Only thanks to "Preface" and "Afterword" what would be really just a total purple prose takes on some perspective, placing the book within a world where IIWW never took place, where deep flaws of character of the writer (Hitler) are reflected as special strengths and preferences of the protagonist, and the whole thing becomes a strong satire and a social commentary instead of just author's wet dream.

Note, your example:

the protagonist is thrown out of a seemingly normal, happy and functional life only by the intervention of the antagonist.

This is the flaw. Lulled into comfortable, calm life; weak; incompetent as a fighter, and lacking courage.
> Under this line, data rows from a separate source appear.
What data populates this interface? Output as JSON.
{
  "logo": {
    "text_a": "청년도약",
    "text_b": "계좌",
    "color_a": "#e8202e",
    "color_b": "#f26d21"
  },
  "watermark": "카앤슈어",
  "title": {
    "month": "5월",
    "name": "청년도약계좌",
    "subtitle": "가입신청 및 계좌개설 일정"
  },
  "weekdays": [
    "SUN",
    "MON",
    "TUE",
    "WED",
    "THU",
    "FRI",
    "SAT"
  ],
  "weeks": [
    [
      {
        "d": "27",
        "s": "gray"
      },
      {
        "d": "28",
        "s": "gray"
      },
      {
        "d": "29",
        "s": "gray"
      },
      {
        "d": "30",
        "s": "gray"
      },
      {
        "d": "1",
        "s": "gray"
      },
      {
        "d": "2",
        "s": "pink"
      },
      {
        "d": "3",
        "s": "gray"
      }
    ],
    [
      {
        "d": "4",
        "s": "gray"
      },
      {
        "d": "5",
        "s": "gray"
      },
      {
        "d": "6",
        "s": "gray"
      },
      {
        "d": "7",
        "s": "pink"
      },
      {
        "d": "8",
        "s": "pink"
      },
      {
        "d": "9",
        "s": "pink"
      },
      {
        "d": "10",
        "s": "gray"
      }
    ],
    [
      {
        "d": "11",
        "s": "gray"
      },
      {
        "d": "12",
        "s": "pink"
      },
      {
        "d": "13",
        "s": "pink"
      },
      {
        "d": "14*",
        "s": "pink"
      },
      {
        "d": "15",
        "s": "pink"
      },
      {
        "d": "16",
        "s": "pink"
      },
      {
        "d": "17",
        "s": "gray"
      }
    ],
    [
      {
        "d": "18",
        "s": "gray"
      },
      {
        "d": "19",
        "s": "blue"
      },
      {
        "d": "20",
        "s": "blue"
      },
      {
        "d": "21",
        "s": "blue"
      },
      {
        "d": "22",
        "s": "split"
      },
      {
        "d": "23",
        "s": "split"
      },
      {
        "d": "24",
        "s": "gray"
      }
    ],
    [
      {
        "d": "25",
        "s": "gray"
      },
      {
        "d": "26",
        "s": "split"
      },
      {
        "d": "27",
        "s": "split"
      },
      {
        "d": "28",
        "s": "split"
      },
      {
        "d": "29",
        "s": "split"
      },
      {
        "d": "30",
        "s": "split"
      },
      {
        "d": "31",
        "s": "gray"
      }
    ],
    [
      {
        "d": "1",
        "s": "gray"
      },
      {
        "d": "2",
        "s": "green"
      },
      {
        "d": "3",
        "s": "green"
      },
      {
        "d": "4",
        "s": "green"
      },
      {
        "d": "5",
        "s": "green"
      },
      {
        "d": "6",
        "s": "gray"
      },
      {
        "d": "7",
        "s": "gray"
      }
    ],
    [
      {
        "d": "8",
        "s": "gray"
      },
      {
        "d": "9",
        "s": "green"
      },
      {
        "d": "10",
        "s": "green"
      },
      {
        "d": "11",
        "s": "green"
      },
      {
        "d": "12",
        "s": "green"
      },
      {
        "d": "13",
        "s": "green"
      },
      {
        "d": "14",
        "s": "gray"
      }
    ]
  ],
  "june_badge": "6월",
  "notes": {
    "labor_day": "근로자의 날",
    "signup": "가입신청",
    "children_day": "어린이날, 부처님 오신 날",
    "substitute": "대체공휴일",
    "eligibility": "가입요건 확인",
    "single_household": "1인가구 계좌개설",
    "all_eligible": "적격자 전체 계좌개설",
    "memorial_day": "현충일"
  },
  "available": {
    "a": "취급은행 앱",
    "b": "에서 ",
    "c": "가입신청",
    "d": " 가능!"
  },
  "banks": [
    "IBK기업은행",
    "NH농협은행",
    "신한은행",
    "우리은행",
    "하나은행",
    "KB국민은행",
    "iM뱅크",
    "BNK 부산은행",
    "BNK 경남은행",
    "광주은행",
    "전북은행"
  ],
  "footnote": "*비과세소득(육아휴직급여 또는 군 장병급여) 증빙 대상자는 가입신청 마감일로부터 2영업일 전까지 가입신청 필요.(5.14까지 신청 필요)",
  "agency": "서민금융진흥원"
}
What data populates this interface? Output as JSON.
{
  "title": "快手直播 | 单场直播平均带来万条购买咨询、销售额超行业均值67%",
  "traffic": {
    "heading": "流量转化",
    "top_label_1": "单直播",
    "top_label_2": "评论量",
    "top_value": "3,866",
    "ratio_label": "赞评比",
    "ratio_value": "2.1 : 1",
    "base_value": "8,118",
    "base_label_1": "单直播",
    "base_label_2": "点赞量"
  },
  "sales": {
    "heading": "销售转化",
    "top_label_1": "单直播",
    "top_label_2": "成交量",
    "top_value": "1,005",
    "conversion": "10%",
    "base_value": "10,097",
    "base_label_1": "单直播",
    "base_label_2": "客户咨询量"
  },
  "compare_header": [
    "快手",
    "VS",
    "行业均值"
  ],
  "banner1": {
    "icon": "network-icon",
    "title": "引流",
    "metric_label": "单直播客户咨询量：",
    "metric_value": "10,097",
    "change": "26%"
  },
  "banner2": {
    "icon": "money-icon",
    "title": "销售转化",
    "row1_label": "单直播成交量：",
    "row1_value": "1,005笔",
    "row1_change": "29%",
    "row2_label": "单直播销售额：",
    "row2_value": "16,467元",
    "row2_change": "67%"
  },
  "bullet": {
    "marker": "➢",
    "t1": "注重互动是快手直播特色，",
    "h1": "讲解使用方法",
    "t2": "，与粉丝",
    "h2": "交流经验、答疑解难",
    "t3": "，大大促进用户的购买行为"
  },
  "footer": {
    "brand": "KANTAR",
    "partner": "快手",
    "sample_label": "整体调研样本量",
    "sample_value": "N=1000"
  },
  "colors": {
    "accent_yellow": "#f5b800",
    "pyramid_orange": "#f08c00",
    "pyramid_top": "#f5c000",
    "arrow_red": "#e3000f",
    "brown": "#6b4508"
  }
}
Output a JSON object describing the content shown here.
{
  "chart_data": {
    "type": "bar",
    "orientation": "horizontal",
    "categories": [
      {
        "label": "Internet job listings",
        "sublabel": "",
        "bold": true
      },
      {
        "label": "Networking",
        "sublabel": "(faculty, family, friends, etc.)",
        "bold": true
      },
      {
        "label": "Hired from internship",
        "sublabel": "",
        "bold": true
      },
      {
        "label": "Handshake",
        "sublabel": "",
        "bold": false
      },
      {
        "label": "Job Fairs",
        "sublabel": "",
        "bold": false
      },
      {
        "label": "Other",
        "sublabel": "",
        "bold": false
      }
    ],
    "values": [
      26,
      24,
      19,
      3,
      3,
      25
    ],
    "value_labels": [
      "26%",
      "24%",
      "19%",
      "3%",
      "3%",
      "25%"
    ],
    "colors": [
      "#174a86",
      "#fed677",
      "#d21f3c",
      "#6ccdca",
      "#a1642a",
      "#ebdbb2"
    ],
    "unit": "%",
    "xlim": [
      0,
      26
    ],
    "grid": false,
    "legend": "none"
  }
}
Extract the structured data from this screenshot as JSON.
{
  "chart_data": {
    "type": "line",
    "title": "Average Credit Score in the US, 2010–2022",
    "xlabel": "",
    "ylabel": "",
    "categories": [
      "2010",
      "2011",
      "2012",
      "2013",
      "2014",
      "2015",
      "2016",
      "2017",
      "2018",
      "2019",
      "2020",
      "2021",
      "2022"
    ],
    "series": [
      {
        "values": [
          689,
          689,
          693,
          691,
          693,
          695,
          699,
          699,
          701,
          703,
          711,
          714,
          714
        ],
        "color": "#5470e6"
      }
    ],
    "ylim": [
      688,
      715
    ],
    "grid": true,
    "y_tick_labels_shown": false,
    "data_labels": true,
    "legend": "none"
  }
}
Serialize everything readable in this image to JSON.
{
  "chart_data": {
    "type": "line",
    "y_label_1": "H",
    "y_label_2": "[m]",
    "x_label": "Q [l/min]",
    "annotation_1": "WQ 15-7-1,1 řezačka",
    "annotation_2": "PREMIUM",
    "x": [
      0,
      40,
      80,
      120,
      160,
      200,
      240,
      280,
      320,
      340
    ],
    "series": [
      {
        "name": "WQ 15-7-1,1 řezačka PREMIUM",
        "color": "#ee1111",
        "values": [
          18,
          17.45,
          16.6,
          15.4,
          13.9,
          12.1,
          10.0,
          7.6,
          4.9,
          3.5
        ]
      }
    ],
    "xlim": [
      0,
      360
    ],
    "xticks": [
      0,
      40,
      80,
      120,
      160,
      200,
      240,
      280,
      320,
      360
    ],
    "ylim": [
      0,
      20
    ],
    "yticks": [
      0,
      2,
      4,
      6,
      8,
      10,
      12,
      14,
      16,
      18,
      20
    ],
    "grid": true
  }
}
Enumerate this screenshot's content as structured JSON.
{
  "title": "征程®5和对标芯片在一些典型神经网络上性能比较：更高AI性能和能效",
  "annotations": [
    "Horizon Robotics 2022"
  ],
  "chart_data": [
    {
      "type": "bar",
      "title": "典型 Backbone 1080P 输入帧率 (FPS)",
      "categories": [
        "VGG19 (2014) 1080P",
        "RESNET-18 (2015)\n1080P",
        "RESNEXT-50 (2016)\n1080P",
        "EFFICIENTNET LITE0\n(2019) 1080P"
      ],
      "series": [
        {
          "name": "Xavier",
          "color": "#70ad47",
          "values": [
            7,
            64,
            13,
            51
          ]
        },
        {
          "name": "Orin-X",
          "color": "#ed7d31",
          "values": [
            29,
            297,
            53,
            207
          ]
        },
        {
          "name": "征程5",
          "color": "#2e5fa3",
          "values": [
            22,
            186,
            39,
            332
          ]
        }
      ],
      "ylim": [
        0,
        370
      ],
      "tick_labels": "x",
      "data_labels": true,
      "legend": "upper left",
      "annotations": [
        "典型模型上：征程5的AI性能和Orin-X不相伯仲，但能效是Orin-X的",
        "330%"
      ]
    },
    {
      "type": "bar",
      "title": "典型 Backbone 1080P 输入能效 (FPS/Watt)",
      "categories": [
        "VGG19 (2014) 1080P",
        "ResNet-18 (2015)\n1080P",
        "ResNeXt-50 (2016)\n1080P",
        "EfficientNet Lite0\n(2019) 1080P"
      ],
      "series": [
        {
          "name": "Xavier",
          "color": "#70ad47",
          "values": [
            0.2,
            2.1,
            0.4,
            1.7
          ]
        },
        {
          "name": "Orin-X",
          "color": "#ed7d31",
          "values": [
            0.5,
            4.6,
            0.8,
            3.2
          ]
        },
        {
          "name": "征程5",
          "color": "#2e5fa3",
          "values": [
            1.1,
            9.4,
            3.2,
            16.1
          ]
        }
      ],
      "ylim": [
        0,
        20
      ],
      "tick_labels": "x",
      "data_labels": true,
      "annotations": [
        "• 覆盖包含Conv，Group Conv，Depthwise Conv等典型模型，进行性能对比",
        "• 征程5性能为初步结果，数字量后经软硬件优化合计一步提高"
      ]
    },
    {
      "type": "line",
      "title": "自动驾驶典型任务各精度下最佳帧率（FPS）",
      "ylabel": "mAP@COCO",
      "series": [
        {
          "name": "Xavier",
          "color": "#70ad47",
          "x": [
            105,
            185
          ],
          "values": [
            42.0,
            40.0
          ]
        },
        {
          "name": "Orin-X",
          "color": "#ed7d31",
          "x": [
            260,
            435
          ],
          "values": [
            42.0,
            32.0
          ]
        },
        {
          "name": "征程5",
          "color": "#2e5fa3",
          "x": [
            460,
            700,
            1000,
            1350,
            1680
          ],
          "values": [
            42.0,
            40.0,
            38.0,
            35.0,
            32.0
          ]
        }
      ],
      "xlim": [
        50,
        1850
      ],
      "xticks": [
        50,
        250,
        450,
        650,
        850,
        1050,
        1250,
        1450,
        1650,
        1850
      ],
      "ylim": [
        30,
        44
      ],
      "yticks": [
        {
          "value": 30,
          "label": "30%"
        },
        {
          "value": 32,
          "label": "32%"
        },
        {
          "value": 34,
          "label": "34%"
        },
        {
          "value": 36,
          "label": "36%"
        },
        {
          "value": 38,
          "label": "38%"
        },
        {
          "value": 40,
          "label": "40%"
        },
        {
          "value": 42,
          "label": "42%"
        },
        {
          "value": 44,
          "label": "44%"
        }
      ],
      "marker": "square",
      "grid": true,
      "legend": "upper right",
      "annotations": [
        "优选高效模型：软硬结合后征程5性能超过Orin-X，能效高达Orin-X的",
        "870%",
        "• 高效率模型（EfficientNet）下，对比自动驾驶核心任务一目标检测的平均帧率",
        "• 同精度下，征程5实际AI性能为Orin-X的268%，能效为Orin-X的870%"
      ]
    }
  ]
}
A hen-pecked puppy becomes a war dog. Or opposite, the flaws become the strengths. Or even more opposite, a character appearing flawless in the beginning begins to exhibit increasingly more flaws as the story progresses.

Without flaws there is no difficulty in resolving the conflict. Without difficulty there is no sense of reward, no sense of risk or danger. Perfect protagonists are boring.